A DRUNK driver crashed at a McDonald’s drive-thru late at night, a court has been told.

Christopher Bishop had driven to the Chippenham branch of McDonald’s late at night last month, where he ended up crashing and parked halfway up a verge.

Prosecutors also say he hit a lamppost.

Bishop, who works in traffic management, was banned from driving for three years after he admitted failing to provide a specimen of breath.

Prosecuting, Pauline Lambert said that police were called to the restaurant on Bath Road at 10.30pm on June 12 after reports that a drink driver had collided with a lamppost.

When they arrived, they saw no damage to the lamppost or a car.

She said officers approached Bishop, who was being “argumentative and obstructive”, before eventually failing a roadside breath test. He blew 107 – just over triple the drink-drive limit.

Ms Lambert said the 49-year-old was “obstructive and argued with everything” when taken to the police station to provide an evidential sample.

“He continued with this demeanour until the machine almost ran out [of time], and then made the most pathetic attempt.

“He told officers ‘f*** your machine’ and failed to provide any further specimen of breath.”

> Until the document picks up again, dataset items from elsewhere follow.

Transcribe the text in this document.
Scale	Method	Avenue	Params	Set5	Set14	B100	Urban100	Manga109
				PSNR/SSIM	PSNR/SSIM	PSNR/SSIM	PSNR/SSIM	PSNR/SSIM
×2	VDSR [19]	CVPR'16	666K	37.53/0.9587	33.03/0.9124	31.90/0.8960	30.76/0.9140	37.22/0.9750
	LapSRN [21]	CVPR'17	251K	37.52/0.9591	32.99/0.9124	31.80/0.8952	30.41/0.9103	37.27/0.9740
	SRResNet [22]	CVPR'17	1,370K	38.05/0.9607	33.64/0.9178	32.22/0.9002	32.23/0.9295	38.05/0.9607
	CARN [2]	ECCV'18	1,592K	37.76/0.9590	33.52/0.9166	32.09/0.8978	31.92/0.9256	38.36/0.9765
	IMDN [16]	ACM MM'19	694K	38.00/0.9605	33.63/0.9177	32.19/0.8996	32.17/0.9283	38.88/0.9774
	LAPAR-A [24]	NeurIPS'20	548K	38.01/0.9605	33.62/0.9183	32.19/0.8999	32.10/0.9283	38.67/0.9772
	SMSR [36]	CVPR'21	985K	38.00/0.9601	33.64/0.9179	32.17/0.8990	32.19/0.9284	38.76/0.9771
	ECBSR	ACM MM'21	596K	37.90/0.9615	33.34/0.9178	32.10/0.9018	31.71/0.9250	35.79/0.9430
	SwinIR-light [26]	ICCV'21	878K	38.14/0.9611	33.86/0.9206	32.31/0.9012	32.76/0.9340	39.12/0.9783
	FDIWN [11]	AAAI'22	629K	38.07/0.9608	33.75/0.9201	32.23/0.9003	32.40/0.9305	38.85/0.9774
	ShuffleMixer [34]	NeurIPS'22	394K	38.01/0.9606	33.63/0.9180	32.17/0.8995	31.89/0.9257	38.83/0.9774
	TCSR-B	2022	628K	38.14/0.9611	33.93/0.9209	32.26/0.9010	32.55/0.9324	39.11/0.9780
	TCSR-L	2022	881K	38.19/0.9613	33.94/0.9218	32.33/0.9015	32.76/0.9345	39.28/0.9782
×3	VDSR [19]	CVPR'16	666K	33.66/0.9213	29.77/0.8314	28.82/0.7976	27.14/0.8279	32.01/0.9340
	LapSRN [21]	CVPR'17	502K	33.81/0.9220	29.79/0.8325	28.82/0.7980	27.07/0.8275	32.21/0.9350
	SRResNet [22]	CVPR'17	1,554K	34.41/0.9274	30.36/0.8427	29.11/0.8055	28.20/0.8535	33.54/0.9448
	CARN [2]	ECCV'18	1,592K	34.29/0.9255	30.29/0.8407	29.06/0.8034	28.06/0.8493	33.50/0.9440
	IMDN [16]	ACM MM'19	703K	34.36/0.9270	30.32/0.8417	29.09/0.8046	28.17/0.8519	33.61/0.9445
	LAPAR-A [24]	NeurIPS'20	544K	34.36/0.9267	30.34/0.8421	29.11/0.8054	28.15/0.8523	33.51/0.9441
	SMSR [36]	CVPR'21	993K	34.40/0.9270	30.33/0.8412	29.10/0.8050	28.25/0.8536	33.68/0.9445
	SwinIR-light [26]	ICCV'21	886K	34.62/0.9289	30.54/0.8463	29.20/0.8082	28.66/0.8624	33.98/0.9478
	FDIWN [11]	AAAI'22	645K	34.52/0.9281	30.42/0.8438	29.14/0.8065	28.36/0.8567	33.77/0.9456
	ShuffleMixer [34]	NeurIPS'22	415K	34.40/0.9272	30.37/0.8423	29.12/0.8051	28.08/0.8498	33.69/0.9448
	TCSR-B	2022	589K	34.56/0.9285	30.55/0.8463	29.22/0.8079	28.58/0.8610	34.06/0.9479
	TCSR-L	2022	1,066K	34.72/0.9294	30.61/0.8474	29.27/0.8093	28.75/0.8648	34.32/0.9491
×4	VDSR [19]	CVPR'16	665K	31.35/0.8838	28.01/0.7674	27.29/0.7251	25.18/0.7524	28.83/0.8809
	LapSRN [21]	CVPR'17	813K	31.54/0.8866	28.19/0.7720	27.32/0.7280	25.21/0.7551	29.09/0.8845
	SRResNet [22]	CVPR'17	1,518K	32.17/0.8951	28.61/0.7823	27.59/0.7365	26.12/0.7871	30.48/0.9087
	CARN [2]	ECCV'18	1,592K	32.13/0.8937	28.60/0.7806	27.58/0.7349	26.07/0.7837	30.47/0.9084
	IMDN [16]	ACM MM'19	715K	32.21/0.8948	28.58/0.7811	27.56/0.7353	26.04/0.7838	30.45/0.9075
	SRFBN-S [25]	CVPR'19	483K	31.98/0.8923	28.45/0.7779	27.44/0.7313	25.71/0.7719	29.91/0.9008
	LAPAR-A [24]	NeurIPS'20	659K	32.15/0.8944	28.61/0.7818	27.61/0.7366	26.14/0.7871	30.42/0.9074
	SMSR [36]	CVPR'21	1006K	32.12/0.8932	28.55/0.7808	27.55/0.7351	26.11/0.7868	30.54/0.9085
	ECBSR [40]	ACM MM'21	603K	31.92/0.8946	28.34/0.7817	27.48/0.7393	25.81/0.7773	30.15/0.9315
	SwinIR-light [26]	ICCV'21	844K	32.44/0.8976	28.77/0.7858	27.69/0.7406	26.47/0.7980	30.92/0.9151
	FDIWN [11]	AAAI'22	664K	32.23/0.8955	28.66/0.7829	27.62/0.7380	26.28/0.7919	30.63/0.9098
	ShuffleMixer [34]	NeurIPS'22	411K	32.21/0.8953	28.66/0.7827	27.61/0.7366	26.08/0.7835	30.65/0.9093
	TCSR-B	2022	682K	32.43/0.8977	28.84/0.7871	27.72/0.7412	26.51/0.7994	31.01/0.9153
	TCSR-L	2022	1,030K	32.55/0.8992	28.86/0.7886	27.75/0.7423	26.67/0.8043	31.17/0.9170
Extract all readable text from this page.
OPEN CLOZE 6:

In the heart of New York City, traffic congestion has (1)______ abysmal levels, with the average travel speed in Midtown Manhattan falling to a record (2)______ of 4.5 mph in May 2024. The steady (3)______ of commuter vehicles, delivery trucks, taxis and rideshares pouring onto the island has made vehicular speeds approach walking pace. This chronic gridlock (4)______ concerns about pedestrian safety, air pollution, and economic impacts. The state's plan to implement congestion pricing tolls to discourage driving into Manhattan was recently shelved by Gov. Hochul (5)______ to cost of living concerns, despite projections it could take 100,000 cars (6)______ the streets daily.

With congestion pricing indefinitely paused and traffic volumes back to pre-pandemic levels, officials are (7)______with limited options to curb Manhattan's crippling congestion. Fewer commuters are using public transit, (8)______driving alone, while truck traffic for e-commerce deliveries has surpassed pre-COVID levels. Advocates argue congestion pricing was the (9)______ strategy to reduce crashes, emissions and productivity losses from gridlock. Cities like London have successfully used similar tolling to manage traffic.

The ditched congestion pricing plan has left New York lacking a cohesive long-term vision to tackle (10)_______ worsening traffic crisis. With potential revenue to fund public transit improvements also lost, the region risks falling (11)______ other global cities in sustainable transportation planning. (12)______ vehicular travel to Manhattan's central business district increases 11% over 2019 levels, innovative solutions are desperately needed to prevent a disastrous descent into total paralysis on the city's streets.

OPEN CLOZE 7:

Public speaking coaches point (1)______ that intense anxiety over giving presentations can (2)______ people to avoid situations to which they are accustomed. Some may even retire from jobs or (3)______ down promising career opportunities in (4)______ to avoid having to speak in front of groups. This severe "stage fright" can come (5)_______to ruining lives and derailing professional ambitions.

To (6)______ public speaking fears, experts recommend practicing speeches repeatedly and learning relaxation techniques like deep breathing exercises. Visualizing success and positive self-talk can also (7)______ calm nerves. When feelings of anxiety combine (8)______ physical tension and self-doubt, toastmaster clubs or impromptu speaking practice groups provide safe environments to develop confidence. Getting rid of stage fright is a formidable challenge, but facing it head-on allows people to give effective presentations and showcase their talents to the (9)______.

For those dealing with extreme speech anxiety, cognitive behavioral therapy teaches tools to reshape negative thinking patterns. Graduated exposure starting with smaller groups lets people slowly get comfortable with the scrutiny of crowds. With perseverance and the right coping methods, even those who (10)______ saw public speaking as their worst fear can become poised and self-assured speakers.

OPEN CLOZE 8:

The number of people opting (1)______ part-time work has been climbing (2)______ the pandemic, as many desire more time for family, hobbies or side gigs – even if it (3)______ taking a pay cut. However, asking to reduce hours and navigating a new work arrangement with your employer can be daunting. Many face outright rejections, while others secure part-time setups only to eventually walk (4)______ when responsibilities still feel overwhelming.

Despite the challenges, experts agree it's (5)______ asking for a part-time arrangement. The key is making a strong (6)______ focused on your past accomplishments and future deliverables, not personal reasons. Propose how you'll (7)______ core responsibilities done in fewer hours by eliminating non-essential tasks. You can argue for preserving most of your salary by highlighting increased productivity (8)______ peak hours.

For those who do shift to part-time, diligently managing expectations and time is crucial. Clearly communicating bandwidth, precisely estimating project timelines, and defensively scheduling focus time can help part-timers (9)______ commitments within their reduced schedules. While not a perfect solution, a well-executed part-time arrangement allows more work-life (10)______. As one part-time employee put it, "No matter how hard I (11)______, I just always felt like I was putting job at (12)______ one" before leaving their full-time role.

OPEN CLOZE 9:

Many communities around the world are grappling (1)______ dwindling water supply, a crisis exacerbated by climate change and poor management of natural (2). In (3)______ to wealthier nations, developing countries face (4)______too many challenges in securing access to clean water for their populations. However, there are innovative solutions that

Bishop had a previous conviction for drink driving in 2017 and so was subject to a mandatory disqualification of three years.

Defending, Liz Highams said the prosecution had no evidence that his driving standard was low, and that the lamppost and car were “in conjunction of each other” and “there is no damage on either”.

“The offence is failing to provide,” she said. “I would say there is no evidence of a driving impairment.”

She added there was no evidence her client was warned that he could be prosecuted if he refused to provide a sample of breath, and added: “This is scruffy prosecuting from the police. It’s a point that needs to be made.”

“Mr Bishop has no recollection of the event.”

The defendant was “quite adamant” that he had been drink driving, but said “the only explanation is his drink was spiked”.

Ms Highams added her client would lose his job and possibly his accommodation.

Sentencing, District Judge Joanna Dickens credited the defendant for pleaded guilty “when the evidence isn’t the strongest”, but said not providing a specimen of breath is “unfair”.

Bishop, of Stanton Lane in Kington St Michael, can reduce his three-year ban by completing the drink drive awareness course.

He was fined £200, and ordered to pay £85 in costs and a £34 victim surcharge.